Former England captains Nasser Hussain, Mike Atherton and Michael Vaughan were in the chaos after Sri Lanka embarked on a disgraceful fashion on the first day of the First Test in Galle.
The guests were taken out for 135 as spinner Dom Bess captured five wikis despite admitting he had not bowled well.
Almost all bats fell to a textured delivery, including being caught off a long beer and while trying to sweep back.
“I think abysmal is so kind – it was completely rusty,” Hussain said. “You think of some of Sri Lanka’s greats – what do they think looks like batting performance like that? It was farcical.
“I would like to know how many of these Sri Lankan bats walked into the dressing room and thought‘ I got out to proper delivery ’, there were none. It was a joke before last.
“People were diving in, people were turning back – that was the 46 most farcical overs cricket test I have ever seen in my life and if Sri Lanka lose this game it is because of such disgusting as they have been. ”
Atherton said it was “some of the worst test game bats I’ve ever seen”.
“It’s good for Dom Bess to have five but he’ll never get one cheaper than that because he hasn’t really bowled so well,” said Atherton.
Vaughan was very disappointed, tweeting: “That 46.1 overs is the worst possible advertisement for Test Cricket… it seems to have been the pinnacle… that was Sri Lanka’s clean waste. ”
Bess, who returned figures of 5/30, along with conductor Stuart Broad, who caught three wikis, as Sri Lanka were all out in two sessions while the two – test series start again in Galle after the initial voyage overcame the virus in March.
But the pro-spinner admitted he had escaped with a few easy strikes. “I may not have bowled as well as I could, and I may have gotten away with one or two, but that’s cricket,” Bess told reporters after the day ‘s play.
“Flip it on and see how well Broady and Sammy (Sam Curran) did at the top. It was exceptionally good and definitely added an early version. ”
Bess caught wicketkeeper Niroshan Dickwella at a point on hop long after the bat had been shot and the spinner said it was “not my favorite wicket”.
Wicketkeeper Dasun Shanaka was also lucky after a shot grabbed Jonny Bairstow’s boot at the short leg and lobbied for an easy grip on the goddess Jos Buttler.

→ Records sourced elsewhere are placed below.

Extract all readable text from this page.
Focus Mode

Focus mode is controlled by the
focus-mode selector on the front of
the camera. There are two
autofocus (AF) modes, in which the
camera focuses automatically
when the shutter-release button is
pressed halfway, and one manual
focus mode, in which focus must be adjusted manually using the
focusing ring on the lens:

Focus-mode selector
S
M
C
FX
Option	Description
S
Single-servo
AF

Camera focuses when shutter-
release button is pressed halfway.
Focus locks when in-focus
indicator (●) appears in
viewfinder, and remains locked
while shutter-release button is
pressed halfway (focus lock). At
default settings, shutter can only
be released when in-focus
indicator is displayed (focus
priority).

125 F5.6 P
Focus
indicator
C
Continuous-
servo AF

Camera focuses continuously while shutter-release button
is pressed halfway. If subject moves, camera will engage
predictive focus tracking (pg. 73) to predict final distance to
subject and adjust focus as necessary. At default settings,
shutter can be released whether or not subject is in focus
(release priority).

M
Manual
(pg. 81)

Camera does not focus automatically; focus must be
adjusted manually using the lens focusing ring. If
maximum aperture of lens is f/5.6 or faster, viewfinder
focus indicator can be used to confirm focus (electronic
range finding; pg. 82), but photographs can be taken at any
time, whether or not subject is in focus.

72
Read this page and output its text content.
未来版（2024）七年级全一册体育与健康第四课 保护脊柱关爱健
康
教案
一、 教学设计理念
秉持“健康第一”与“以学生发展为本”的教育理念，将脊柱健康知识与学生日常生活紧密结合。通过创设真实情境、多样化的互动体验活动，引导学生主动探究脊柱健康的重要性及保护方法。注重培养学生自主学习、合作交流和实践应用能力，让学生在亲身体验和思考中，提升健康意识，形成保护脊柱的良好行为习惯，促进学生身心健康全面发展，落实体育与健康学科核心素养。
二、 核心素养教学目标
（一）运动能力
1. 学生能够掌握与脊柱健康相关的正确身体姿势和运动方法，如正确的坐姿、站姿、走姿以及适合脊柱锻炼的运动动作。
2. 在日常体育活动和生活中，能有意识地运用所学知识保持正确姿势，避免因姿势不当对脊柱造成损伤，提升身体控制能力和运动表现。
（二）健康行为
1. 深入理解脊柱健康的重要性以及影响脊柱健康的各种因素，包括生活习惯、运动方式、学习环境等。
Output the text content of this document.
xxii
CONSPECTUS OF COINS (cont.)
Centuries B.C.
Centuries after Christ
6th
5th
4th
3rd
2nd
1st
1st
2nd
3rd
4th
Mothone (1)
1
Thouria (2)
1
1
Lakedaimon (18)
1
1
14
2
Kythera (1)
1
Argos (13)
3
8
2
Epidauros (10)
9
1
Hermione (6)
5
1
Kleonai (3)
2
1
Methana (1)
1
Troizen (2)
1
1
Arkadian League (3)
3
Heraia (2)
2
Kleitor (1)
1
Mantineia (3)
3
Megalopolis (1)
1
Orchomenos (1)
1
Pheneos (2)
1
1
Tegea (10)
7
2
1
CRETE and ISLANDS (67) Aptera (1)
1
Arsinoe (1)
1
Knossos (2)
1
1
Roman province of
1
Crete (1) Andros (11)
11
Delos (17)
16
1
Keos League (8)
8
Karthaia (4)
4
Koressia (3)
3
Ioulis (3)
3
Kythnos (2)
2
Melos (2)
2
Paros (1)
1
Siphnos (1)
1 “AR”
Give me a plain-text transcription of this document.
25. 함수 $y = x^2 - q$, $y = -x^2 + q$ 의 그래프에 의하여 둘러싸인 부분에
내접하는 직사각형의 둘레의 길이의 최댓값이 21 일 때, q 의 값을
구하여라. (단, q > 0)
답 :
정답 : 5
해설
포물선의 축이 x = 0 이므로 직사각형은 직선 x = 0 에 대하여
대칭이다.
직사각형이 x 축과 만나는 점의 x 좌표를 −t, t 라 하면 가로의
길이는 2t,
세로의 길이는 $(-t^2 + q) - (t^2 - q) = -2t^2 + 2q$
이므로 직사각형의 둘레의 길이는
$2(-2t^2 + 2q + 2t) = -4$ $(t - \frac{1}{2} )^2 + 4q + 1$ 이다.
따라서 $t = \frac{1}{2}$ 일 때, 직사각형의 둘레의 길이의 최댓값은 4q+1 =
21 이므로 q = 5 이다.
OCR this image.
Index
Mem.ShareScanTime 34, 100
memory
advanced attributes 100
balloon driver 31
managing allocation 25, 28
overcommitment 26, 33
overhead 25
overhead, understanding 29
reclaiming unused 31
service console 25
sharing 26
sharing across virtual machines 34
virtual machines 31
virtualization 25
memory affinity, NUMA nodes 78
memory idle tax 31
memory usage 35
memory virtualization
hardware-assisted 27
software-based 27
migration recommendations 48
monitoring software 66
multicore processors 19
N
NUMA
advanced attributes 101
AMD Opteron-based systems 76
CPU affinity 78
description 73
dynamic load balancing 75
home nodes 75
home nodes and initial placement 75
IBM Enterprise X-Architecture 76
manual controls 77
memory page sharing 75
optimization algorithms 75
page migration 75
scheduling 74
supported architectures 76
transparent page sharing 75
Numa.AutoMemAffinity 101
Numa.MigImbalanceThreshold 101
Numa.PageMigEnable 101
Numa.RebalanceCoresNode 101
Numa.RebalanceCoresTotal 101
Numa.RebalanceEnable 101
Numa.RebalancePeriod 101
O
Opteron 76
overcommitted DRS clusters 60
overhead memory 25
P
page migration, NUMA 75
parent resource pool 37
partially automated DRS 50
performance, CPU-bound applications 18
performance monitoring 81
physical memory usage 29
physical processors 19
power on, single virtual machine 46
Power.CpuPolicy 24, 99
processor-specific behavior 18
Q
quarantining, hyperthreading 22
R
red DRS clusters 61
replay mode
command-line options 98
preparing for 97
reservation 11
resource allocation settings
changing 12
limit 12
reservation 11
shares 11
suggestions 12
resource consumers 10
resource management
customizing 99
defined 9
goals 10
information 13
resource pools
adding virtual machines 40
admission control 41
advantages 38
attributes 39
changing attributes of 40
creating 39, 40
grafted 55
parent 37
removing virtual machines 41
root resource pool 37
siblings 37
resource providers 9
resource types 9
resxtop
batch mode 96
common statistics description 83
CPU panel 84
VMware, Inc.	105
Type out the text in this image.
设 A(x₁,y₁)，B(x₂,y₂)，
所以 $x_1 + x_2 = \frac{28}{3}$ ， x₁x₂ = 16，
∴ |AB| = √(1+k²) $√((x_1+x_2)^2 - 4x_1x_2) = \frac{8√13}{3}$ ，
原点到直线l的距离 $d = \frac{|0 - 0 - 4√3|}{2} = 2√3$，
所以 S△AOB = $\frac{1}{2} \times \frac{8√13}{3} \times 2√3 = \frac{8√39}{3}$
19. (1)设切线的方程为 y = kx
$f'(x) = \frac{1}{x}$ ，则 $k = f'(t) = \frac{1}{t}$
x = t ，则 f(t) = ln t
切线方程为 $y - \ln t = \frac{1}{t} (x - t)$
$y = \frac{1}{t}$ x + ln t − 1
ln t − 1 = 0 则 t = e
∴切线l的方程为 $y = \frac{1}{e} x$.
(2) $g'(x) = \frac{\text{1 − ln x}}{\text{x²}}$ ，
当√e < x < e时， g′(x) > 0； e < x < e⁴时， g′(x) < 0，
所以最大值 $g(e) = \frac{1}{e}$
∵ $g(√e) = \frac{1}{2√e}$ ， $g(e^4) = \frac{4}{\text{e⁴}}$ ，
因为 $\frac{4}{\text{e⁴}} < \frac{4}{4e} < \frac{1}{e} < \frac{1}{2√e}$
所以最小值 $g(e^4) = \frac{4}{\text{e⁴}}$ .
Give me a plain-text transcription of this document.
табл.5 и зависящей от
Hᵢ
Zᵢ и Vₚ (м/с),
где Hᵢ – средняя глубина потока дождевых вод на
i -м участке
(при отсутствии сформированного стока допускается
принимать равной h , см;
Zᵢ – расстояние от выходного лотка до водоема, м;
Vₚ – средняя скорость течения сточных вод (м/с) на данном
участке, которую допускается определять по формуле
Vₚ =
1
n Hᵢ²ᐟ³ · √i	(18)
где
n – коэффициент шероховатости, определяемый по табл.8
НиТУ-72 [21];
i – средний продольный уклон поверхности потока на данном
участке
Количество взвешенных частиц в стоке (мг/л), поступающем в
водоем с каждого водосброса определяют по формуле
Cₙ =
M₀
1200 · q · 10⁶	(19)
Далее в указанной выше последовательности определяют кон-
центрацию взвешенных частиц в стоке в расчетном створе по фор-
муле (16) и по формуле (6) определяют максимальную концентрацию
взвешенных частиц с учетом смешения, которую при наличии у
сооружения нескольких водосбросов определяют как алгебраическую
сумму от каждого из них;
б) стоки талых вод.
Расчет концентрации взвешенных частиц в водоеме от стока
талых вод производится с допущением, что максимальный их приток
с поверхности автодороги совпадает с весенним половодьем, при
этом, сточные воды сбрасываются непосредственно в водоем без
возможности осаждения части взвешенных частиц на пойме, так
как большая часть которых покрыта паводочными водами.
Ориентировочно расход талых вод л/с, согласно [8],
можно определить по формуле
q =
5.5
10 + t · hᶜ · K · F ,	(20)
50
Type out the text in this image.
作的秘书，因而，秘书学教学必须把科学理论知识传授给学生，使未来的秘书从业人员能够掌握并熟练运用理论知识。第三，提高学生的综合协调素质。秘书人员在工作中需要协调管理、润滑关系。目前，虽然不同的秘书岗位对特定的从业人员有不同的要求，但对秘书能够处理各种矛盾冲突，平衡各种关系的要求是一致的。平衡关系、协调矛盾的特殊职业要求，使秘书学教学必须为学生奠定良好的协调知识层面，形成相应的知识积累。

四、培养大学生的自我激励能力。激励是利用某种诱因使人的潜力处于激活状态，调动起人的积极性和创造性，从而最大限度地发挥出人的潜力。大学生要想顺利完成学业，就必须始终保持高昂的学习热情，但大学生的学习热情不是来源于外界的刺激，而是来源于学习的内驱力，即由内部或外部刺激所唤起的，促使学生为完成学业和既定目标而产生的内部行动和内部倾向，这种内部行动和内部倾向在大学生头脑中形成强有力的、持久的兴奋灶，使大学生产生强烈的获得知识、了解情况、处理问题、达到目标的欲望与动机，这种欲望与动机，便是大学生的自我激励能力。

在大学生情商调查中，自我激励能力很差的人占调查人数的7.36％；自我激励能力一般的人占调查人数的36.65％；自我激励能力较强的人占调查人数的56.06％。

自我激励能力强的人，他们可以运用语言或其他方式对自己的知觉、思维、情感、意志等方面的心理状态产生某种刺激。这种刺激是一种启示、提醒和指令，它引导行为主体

England lost their openers early but skipper Joe Root, on 66, and Bairstow, on 47, led the visitors to 127 for two at the end of the game. They still follow Sri Lanka with eight runs.
The two put a batting on an unbeaten 110-yard lead after Dom Sibley, for four, and Zak Crawley, for nine, fell to spinning Lasith Embuldeniya’s left arm.
Root, who successfully revised the lbw call in his favor after being handed over by the umpire on the field on 20, reached his 50th fiftieth in 98 Tests. He has 17 centuries.
Bess remained the hero of the day with his second five-wicket draw in his 11th Test as the center saw the lowest score for the first inning, well below Sri Lanka’s 181 against Pakistan in 2000.
Sri Lanka suffered a pre-match jolt when skipper Dimuth Karunaratne was taken off in the first of two tests with a broken toe.
Stand-in captain Dinesh Chandimal scored 28 goals and put up a bit of a 56-run stint with Angelo Mathews, who made 27 when he returned from a leg injury.
Broad hit twice in time to put back four-time opener Lahiru Thirimanne, and Kusal Mendis for nine – his fourth straight duck – to spell early trouble for the guests.
Spin was taken in 11th place and Bess, with his second ball, got Kusal Perera for 20 when the bat stopped a backhand to England captain Joe Root at the first slip.
Sri Lanka had dropped to 25 for three but Mathews and Chandimal stood firm to lunch.
Broad came back in the second session to break the stance as he caught Mathews at a slip and left Chandimal, who survived after being caught by editor Dan Lawrence before lunch on 22, two balls away followed by Jack Leach.
Mathews, with the hamstring injury that kept him out of the 2-0 test series in South Africa, went past 6,000 test runs during a hit before Bess ran out through order medium and low.
“I’ve been with the team for a year and that was the worst batting I’ve seen from the team,” said Sri Lanka batting coach Grant Flower. “It’s just mind I think, I see no other reason to explain that.”